Imperative #3: Provide watch-list programs with structured guidance and a set period of time to improve

The empirical data that grounds the overall review, such as the metrics spotlighted above, will help identify underperforming programs to be placed on a watch-list. These metrics can also shape guidance and goals for what underperforming sports need to do in order to succeed going forward. While the focus should remain on improvement and revitalization, there should be a defined time allowed for this improvement, with progress reports provided at agreed upon intervals. Beyond this period, there should be a clear understanding of what actions will be taken for programs that do not show improvement, up to and including elimination of underperforming sports.

college athletic program

Imperative #4: Ensure program discontinuance minimizes stakeholder disruption

For underperforming programs on the watch list, it is necessary to also build transition plans into the review process in case programs are unable to meet the desired metrics for improvement. At a minimum, these plans should include a commitment to support scholarships and transfer plans for student-athletes in those sports, and alternatives—including operational support and funding—for sports and student-athletes to continue playing at the club level.
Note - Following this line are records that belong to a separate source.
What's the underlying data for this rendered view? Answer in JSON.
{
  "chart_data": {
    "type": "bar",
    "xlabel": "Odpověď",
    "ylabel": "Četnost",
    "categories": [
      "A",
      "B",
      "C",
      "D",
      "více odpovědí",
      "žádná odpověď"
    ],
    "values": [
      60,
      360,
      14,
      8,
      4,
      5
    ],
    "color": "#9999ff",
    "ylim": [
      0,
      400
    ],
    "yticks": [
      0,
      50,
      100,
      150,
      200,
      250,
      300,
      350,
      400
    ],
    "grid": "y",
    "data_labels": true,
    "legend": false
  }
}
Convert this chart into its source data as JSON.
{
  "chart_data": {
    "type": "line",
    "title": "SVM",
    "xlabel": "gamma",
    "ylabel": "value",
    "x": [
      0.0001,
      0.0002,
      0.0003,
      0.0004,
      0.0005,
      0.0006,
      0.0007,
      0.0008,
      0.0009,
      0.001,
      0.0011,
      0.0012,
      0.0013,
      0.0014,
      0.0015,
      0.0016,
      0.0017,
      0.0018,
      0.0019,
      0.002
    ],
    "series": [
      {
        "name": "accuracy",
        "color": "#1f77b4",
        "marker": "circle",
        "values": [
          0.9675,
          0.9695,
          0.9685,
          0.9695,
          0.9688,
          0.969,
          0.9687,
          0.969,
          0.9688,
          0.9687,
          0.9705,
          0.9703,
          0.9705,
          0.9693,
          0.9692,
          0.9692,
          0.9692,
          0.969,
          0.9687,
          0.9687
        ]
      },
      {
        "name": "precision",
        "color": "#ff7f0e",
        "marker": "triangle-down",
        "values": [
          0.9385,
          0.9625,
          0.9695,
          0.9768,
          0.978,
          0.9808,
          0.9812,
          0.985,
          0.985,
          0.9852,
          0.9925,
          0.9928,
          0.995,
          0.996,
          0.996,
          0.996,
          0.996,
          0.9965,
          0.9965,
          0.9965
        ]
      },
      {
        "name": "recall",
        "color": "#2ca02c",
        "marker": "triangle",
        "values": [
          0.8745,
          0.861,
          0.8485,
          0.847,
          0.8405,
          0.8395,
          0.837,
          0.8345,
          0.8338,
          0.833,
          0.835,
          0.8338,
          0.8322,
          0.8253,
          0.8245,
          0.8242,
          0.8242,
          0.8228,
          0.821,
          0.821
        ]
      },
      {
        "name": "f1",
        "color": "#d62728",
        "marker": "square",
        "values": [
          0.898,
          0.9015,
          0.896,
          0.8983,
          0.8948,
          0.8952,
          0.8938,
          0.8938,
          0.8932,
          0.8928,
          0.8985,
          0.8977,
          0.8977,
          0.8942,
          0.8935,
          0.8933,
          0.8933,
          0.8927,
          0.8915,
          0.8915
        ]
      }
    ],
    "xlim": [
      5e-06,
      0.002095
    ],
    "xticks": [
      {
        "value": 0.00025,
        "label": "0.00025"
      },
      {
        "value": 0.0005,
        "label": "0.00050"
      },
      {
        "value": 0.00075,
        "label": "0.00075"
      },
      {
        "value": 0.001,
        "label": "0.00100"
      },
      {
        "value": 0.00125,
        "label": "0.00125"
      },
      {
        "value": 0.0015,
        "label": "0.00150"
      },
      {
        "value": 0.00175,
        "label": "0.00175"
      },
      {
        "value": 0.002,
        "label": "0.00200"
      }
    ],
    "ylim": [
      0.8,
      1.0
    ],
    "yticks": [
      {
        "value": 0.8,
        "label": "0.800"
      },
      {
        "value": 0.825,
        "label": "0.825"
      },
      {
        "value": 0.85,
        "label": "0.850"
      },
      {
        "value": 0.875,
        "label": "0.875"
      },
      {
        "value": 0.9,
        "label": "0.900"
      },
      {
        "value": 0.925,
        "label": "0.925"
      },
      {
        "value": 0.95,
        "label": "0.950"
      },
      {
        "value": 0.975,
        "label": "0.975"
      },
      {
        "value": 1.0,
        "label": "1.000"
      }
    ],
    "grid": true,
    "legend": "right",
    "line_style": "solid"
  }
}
Imperative #5: Maximize cost savings resulting from the review process

The goal and expectation of the review process should be to maximize cost savings to set the athletics program on a financially sustainable path. Rather than reinvesting cost savings, use the savings to balance or even decrease the overall athletics budget. If there is a desire to stabilize or invest in specific sports, then consider cutting even more than is needed to reinvest in those programs without expanding the overall athletics budget.  Additionally, address short-term opportunities for cost containment while the review process is underway, including inefficiencies in central athletics administration that may be ripe to migrate to a shared services center (e.g., communications, facilities, human resources, finance).